Former “Most Wanted” Health Care Fraud Fugitives Plead Guilty to $9.1 Million Detroit Medicare Fraud Scheme
WASHINGTON - Two sisters who owned a fraudulent Detroit-area medical clinic and who are former “Most Wanted” health care fraud fugitives pleaded guilty today in Miami for their leading roles in a $9.1 million Medicare fraud scheme, announced the Department of Justice, the FBI and the Department of Health and Human Services (HHS).
Caridad Guilarte, 54, and Clara Guilarte, 57, each pleaded guilty before U.S. District Judge Cecilia M. Altonaga to one count of conspiracy to commit health care fraud and one count of conspiracy to commit money laundering. The sisters were charged in an indictment unsealed in June 2009 and were placed on the HHS Office of Inspector General (HHS-OIG) Most Wanted Fugitives list. They were arrested on March 13, 2011, by law enforcement authorities in Colombia and were returned to the United States on March 14, 2011.
In pleading guilty, the Guilarte sisters admitted that in approximately March 2005, they opened Dearborn Medical Rehabilitation Center (DMRC), in Dearborn, Mich., with the express intent to defraud the Medicare program. DMRC routinely billed Medicare for exotic and expensive medications that were medically unnecessary and were never provided. Although they billed Medicare for millions of dollars of these medications, the Guilartes admitted that they and their co-conspirators at the clinic had purchased only a small fraction of the medications.
The Guilartes admitted that Medicare beneficiaries were not referred to DMRC by their primary care physicians, or for any other legitimate medical purpose, but were recruited to come to the clinic through the payment of cash kickbacks. In exchange for those kickbacks, the Medicare beneficiaries would visit the clinic and sign documents indicating that they had received the services billed to Medicare. Patients were prescribed medications not based on need, but based on what medications were likely to generate the greatest reimbursements from Medicare.
According to court documents, Caridad and Clara Guilarte laundered the proceeds of the health care fraud through shell corporations in order to conceal the source and ownership of the funds stolen from Medicare.
The Guilartes admitted that between approximately March 2005 and March 2007, they caused the submission of approximately $9.1 million in false and fraudulent claims to the Medicare program for services purportedly provided at DMRC. Medicare paid approximately $6 million on those claims.
The defendants consented to have their case transferred to the Southern District of Florida for plea and sentencing. Caridad Guilarte also consented to the forfeiture of $464,096 seized from bank accounts she controlled.
At their sentencing, scheduled for Nov. 3, 2011, the Guilartes face a maximum of 10 years in prison for each count of conspiracy to commit health care fraud and 20 years in prison for each count of conspiracy to commit money laundering.

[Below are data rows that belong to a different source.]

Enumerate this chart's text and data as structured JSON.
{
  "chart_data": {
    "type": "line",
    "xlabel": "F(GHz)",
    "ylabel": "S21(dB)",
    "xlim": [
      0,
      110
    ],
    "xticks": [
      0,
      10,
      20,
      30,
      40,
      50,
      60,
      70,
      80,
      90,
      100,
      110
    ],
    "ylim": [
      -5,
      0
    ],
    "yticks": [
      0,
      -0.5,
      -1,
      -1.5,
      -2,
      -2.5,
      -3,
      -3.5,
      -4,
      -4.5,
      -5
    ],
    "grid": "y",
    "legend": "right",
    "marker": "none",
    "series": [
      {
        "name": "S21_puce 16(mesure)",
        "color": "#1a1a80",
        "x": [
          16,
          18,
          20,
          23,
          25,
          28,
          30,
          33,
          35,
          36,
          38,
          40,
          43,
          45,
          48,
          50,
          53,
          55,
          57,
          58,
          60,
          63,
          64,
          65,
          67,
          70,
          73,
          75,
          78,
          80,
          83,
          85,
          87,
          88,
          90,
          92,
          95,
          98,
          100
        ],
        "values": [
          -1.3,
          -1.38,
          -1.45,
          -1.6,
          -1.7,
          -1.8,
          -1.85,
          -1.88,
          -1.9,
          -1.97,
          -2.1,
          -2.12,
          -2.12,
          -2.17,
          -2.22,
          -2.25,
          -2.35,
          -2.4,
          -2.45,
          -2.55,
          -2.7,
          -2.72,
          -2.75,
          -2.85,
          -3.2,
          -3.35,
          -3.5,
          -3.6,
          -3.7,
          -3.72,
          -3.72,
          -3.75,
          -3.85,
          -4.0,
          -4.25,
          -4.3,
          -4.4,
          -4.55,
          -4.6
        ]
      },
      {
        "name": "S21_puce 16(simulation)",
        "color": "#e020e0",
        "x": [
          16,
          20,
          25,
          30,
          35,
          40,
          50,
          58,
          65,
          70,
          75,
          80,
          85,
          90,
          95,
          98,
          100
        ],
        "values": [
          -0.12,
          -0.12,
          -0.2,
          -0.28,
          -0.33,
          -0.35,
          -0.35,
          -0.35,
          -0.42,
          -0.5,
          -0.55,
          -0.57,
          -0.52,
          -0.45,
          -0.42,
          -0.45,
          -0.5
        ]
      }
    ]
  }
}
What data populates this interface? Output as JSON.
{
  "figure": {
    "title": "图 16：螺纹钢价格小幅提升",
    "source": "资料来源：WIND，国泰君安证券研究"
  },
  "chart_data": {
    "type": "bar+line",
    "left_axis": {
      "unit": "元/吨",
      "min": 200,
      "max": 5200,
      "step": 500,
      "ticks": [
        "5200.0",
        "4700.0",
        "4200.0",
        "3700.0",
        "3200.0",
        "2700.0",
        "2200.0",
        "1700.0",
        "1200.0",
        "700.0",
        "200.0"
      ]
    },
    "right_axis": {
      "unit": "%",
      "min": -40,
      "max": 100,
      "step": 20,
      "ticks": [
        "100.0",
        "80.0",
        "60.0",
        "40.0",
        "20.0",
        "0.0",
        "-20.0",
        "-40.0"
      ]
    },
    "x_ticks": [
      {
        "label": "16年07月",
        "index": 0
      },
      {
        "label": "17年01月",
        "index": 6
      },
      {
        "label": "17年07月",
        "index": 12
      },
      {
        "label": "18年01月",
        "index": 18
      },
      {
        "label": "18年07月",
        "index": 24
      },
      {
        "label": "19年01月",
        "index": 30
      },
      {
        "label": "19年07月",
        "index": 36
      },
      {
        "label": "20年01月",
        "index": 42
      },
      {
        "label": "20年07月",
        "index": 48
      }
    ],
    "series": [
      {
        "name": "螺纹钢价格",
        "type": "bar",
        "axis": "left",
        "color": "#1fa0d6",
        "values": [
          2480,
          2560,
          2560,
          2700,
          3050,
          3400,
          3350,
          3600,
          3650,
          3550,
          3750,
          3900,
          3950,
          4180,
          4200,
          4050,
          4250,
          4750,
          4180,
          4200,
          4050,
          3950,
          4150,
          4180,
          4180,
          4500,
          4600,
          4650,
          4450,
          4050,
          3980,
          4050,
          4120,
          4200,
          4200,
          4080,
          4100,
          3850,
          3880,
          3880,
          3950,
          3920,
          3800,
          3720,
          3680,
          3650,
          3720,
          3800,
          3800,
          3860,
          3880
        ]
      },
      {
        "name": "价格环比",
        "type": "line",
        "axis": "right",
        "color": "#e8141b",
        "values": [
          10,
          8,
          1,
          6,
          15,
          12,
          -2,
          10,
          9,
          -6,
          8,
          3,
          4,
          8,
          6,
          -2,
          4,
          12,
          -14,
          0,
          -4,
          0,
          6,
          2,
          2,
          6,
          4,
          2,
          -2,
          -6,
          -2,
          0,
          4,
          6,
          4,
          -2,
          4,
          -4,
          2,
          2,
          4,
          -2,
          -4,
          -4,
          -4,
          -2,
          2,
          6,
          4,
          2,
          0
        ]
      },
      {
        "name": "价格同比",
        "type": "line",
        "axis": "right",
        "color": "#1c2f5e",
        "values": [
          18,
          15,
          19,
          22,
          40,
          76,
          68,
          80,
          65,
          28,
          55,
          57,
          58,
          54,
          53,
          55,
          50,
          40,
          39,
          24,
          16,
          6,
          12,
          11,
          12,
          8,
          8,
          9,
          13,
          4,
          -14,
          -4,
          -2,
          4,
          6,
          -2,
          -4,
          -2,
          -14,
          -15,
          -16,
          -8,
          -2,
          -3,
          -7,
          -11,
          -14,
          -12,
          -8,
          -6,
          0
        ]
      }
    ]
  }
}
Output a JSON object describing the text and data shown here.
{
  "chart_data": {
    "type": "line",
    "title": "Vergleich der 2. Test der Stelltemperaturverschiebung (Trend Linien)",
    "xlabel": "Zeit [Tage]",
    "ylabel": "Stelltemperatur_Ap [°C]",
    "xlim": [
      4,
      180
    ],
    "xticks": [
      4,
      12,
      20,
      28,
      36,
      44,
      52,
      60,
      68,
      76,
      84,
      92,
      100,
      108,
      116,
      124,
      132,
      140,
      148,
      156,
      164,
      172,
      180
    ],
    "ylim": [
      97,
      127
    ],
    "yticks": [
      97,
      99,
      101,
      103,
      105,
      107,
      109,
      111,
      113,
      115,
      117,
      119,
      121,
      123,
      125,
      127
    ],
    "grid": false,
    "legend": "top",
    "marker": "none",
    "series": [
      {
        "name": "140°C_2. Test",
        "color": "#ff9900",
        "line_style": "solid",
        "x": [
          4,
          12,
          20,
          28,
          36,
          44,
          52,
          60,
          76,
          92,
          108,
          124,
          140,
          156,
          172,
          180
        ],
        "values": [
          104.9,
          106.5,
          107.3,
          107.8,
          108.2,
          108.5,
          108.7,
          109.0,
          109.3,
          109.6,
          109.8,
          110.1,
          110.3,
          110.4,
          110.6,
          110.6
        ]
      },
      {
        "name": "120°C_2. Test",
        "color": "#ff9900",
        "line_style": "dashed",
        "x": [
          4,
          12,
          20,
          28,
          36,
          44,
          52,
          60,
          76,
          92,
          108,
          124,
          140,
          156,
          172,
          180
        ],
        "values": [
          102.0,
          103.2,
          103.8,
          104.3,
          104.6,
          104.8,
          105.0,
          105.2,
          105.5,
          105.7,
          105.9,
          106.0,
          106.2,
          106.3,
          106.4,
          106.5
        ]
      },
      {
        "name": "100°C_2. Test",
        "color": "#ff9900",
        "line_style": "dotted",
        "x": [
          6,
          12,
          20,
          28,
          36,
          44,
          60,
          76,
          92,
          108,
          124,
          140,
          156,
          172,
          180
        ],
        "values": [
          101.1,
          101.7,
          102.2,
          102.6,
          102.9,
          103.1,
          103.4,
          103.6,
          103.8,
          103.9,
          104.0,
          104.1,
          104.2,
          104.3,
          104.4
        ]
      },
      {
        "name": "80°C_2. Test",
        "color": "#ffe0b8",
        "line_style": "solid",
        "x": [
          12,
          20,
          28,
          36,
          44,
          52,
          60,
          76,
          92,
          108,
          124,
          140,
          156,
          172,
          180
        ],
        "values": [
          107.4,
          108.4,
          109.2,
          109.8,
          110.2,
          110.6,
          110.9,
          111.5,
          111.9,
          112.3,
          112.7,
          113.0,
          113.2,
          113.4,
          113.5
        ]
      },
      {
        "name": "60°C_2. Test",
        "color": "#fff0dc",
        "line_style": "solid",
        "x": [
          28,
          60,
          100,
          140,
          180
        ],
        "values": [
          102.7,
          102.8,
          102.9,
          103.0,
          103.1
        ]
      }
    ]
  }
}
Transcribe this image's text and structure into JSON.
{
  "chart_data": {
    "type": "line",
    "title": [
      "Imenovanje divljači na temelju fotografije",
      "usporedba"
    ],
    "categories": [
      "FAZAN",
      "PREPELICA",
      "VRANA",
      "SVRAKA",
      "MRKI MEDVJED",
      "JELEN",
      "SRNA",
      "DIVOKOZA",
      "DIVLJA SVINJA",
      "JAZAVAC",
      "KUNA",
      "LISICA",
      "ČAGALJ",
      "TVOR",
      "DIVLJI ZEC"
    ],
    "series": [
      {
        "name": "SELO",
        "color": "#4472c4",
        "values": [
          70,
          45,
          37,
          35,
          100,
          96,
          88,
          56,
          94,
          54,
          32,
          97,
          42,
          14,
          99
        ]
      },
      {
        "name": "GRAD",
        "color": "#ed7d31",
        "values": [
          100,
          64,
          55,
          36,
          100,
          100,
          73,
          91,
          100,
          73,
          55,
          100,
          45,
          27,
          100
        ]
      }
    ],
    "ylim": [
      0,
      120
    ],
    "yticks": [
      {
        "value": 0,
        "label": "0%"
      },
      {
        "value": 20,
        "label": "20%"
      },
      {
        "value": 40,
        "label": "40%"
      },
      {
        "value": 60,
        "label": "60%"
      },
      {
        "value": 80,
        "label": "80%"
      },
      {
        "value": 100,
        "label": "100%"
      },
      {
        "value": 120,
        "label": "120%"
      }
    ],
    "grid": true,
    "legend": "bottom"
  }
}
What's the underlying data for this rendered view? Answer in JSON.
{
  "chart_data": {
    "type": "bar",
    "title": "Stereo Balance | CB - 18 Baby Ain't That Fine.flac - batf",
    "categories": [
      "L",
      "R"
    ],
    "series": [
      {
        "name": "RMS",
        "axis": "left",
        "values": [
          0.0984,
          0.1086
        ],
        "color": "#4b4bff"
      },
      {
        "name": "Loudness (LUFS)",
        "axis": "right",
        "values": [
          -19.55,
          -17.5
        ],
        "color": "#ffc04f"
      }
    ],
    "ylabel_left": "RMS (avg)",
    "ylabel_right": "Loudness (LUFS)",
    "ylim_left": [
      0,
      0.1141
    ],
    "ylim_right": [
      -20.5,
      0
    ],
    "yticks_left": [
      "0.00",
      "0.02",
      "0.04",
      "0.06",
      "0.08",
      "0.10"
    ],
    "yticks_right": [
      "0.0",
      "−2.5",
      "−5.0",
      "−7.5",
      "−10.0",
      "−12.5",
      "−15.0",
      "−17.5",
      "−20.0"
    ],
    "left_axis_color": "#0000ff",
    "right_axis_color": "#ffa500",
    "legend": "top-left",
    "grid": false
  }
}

The guilty pleas were announced by Assistant Attorney General Lanny A. Breuer of the Criminal Division; U.S. Attorney Barbara L. McQuade for the Eastern District of Michigan; U.S. Attorney Wifredo A. Ferrer of the Southern District of Florida; Inspector General Daniel R. Levinson of the HHS-OIG; and Special Agent in Charge Andrew G. Arena of the FBI’s Detroit Field Office.
The case is being prosecuted by Trial Attorney Gejaa T. Gobena of the Criminal Division’s Fraud Section and Assistant U.S. Attorneys Philip A. Ross of the Eastern District of Michigan and Adam Schwartz of the Southern District of Florida. The Criminal Division’s Office of International Affairs provided assistance. The case was investigated by the FBI and HHS-OIG, and was brought as part of the Medicare Fraud Strike Force, supervised by the Criminal Division’s Fraud Section and the U.S. Attorneys’ Offices for the Eastern District of Michigan and the Southern District of Florida.
Since their inception in March 2007, Medicare Fraud Strike Force operations in nine locations have charged more than 1,000 defendants who collectively have falsely billed the Medicare program for more than $2.3 billion. In addition, the HHS Centers for Medicare and Medicaid Services, working in conjunction with the HHS-OIG, are taking steps to increase accountability and decrease the presence of fraudulent providers.